Perhaps the most important feature of smart locks is the ability they give someone to monitor the home or office and have a record of who entered when.

Users can also lock and unlock any smart lock equipped door remotely. Gone are the days of forgetting whether someone forgot to lock the door and returning to ensure he or she had done so.

If many people constantly go in and out, but the door must stay locked, each user can have his or her own access code. The owner will know will have instant access to a list of who opened the door and when.

For homeowners, a person can remotely check to see if children have arrived safely or monitor the comings and goings of guests.

If the owner expects a guest, babysitter, or workman, each can be given a temporary code for them to access the entrance.

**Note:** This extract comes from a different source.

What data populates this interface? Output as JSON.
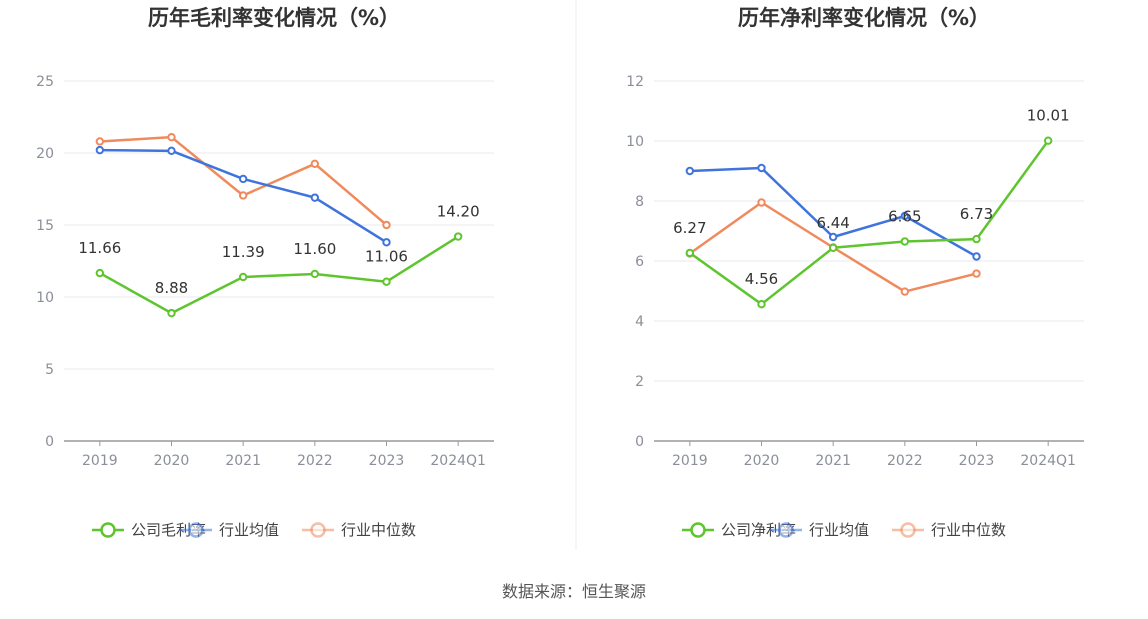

Instead of leaving keys with a neighbor or under a flowerpot, the client can provide a unique, one-time use code that expires after the visit. These codes can be changed regularly so that only specific people have access to the property.

Instead of changing your locks to prevent an old tenant or property manager from entering, you can inform you clients how smart locks let you change access codes instead. Additionally, many smart locks don’t use keys, consequently preventing break-ins by deterring traditional lock pickers from using advanced lock picking tools to open your door.

For your clients, smart locks work with the rest of the smart home or office, allowing automation such as having the lights turn on when the door is unlocked. This sort of connectivity can also set music to play or curtains to go up or down. Home and office automation systems are capable of a lot, and smart locks are just part of the system.

Cons of Having a Smart Lock

For those who have a better ability to hold onto keys then remember numbers, smart locks may not be the best choice. Alternatively, however, you can educate your clients about smart lock systems that use smartphones or key FOBs.

Ensure you mention that the smart lock user should change codes regularly, especially if other people access the property. Additionally, keys pressed repeatedly will begin to wear and changing the codes allows other buttons to be pressed instead.

Smart lock systems run on electricity and Wi-Fi rather than a manual key entry system. If a power failure occurs, the smart lock will not be able to be engaged with a code, smartphone, or key FOB.

If a client uses a smartphone but does not have a code backup, if the phone dies or is lost the client won’t be able to open the door.

Additionally, if there is an issue with the Wi-Fi in the home, the smartphone may not engage the lock and a pin or code must be used.

Having a key option too may be a good back up if technology fails temporarily. If the door is locked during a power outage and has a key option, it can be opened by a professional locksmith with the correct tools.

Smart locks can also be too expensive for some. Smart locks can cost a few times more than standard lock systems. Requiring a Wi-Fi connection to function also increases their price points.

Lastly, all things connected to the internet have the potential to be hacked. Advanced hackers may be able to bypass the lock mechanism and unlock the door. On the upside, however, the smart system will notify you if this occurs. Make sure your system has the available to ensure this doesn't happen.

Final Thoughts

Smart locks have several benefits for the modern user and can provide a great addition to a smart home. While there are some potential drawbacks to using such a system, you can offer your client several options to minimize any potential problems.